Entretien avec Suzanne Roy

Entretien avec Suzanne Roy

JC : Bonjour Suzanne ! Dans la vie, tu es prof de multimédia au Cégep. Peux-tu m’expliquer plus précisément en quoi consiste ta matière ? Et pour les Européens qui nous liraient, qu’est-ce que le Cégep ?
SR : Le CEGEP, c’est l’équivalent du lycée en France, et mon travail consiste à montrer la base des logiciels courants en design et arts numériques (Photoshop, Dreamweaver, Flash, InDesign, un peu de 3D, un peu de vidéo). C’est un préuniversitaire, mais je considère qu’ils ont une formation très poussée vu le nombre de cours qu’ils ont pour le peu d’heures que j’ai avec eux. J’adore mon travail et j’ai la chance d’avoir un groupe bien à moi pendant deux ans. C’est pourquoi il n’est pas rare que je conserve des liens avec mes étudiants une fois qu’ils sont à l’université (et même après).

JC : Quand as-tu commencé à écrire, et pourquoi ?
SR : Adolescente, j’écrivais beaucoup. J’aimais imaginer l’histoire de mes amies, plus tard, avec le gars de leur rêve. Puis j’ai fait des études en littérature.
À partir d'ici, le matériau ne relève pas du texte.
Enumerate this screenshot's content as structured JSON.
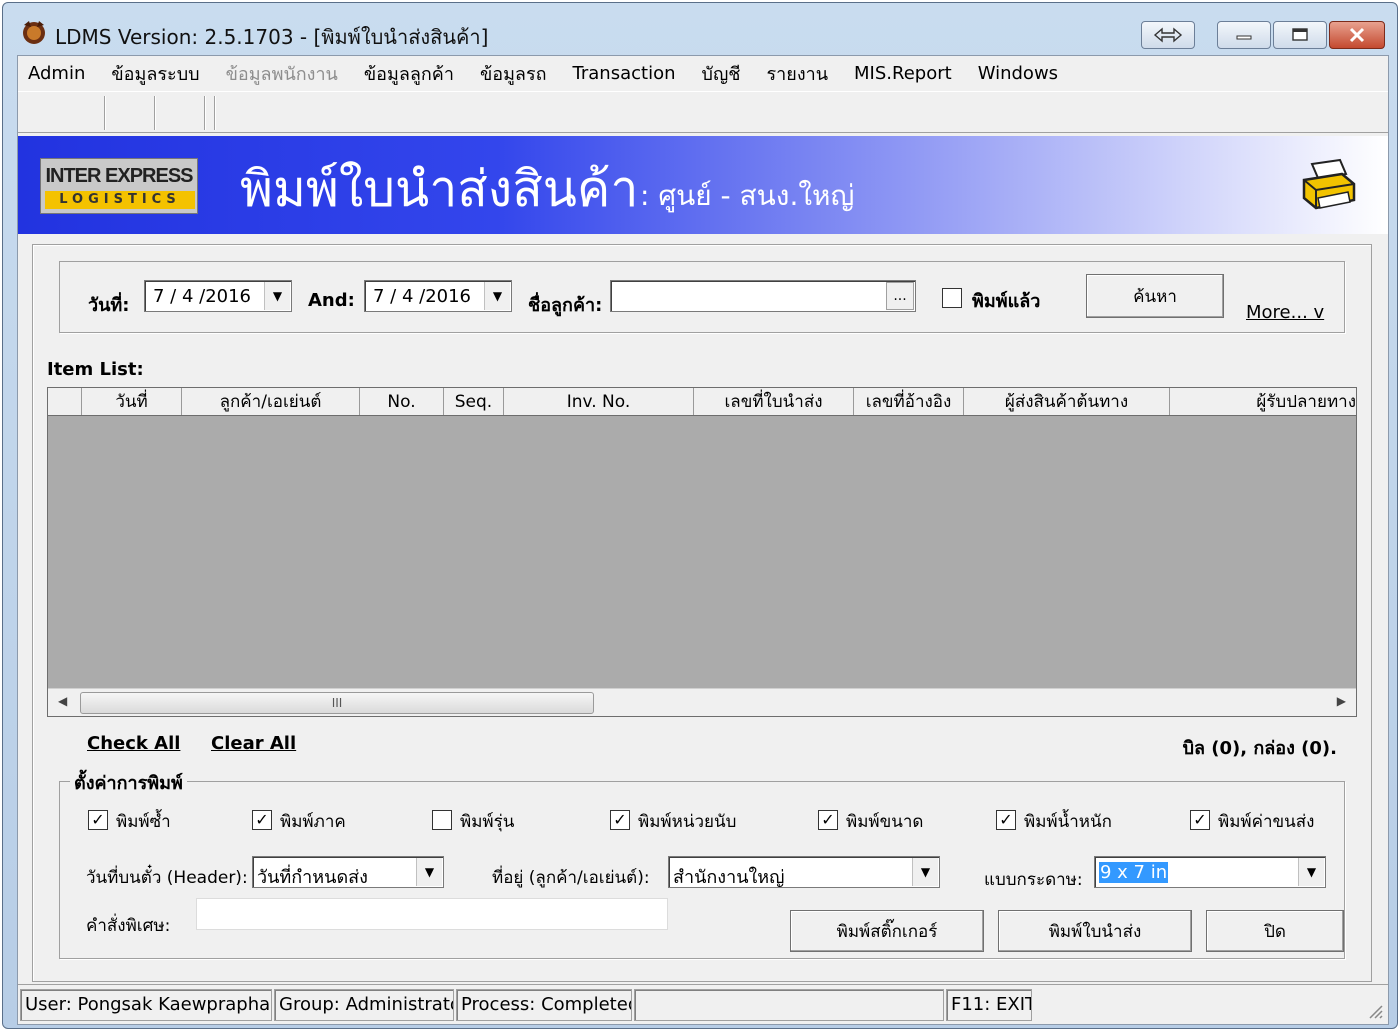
{
  "window": {
    "title": "LDMS Version: 2.5.1703 - [พิมพ์ใบนำส่งสินค้า]"
  },
  "menu": [
    {
      "label": "Admin",
      "disabled": false
    },
    {
      "label": "ข้อมูลระบบ",
      "disabled": false
    },
    {
      "label": "ข้อมูลพนักงาน",
      "disabled": true
    },
    {
      "label": "ข้อมูลลูกค้า",
      "disabled": false
    },
    {
      "label": "ข้อมูลรถ",
      "disabled": false
    },
    {
      "label": "Transaction",
      "disabled": false
    },
    {
      "label": "บัญชี",
      "disabled": false
    },
    {
      "label": "รายงาน",
      "disabled": false
    },
    {
      "label": "MIS.Report",
      "disabled": false
    },
    {
      "label": "Windows",
      "disabled": false
    }
  ],
  "banner": {
    "logo_top": "INTER EXPRESS",
    "logo_bottom": "LOGISTICS",
    "title": "พิมพ์ใบนำส่งสินค้า",
    "subtitle": ": ศูนย์ - สนง.ใหญ่",
    "icon": "printer-icon"
  },
  "search": {
    "date_label": "วันที่:",
    "date_from": "7 / 4 /2016",
    "and_label": "And:",
    "date_to": "7 / 4 /2016",
    "customer_label": "ชื่อลูกค้า:",
    "customer_value": "",
    "ellipsis": "...",
    "printed_label": "พิมพ์แล้ว",
    "printed_checked": false,
    "search_button": "ค้นหา",
    "more_link": "More... v"
  },
  "items": {
    "label": "Item List:",
    "columns": [
      "",
      "วันที่",
      "ลูกค้า/เอเย่นต์",
      "No.",
      "Seq.",
      "Inv. No.",
      "เลขที่ใบนำส่ง",
      "เลขที่อ้างอิง",
      "ผู้ส่งสินค้าต้นทาง",
      "ผู้รับปลายทาง"
    ],
    "rows": [],
    "scroll_thumb": "III"
  },
  "actions": {
    "check_all": "Check All",
    "clear_all": "Clear All",
    "summary": "บิล (0), กล่อง (0)."
  },
  "settings": {
    "legend": "ตั้งค่าการพิมพ์",
    "options": [
      {
        "label": "พิมพ์ซ้ำ",
        "checked": true
      },
      {
        "label": "พิมพ์ภาค",
        "checked": true
      },
      {
        "label": "พิมพ์รุ่น",
        "checked": false
      },
      {
        "label": "พิมพ์หน่วยนับ",
        "checked": true
      },
      {
        "label": "พิมพ์ขนาด",
        "checked": true
      },
      {
        "label": "พิมพ์น้ำหนัก",
        "checked": true
      },
      {
        "label": "พิมพ์ค่าขนส่ง",
        "checked": true
      }
    ],
    "header_date_label": "วันที่บนตั๋ว (Header):",
    "header_date_value": "วันที่กำหนดส่ง",
    "address_label": "ที่อยู่ (ลูกค้า/เอเย่นต์):",
    "address_value": "สำนักงานใหญ่",
    "paper_label": "แบบกระดาษ:",
    "paper_value": "9 x 7 in",
    "special_label": "คำสั่งพิเศษ:",
    "special_value": "",
    "sticker_button": "พิมพ์สติ๊กเกอร์",
    "print_button": "พิมพ์ใบนำส่ง",
    "close_button": "ปิด"
  },
  "status": {
    "user": "User: Pongsak  Kaewpraphan",
    "group": "Group: Administrators",
    "process": "Process: Completed.",
    "empty": "",
    "exit": "F11: EXIT"
  }
}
J’ai beaucoup lu, peu écrit, considérant que je ne pourrais jamais faire des romans comme ceux qui étaient au programme. J’ai pourtant adoré Kundera, Woolf, Beauvoir, Colette, mais j’étais plus proche de George Sand (à cause de l’amour, évidemment). Après deux mémoires de maîtrise (sur Beauvoir) et un doctorat que j’ai abandonné à la toute fin, j’ai décidé d’arrêter d’étudier. Pendant la folie Twilight, j’ai raconté une histoire « bien meilleure que ça » à mes étudiantes qui m’ont dit : « écris-la ». Au bout de trois mois, trois tomes et 900 pages sont sorties (et mes étudiantes me talonnaient chaque semaine pour avoir la suite). Je crois que l’écriture me manquait plus que je ne le pensais. Après, alors que j’étais certaine de ne plus rien avoir à écrire, je n’ai plus jamais cessé de le faire. Comme quoi, la vie est pleine de surprises !

JC : Combien de manuscrits as-tu terminés à ce jour ?
SR : La question piège ! Des manuscrits terminés, pas beaucoup (je veux dire des corrigés et prêts à l’envoi), mais j’ai treize premiers jets, sauf si on compte le fait que j’ai deux trilogies et une pentalogie. En tout et pour tout, ça fait vingt et un bouquins. Et là, je ne compte pas les cinq qui sont en écriture ou en attente d’inspiration. Ça fait beaucoup, je sais. Quand je disais que je n’ai jamais cessé d’écrire depuis trois ans… ce n’était pas des blagues !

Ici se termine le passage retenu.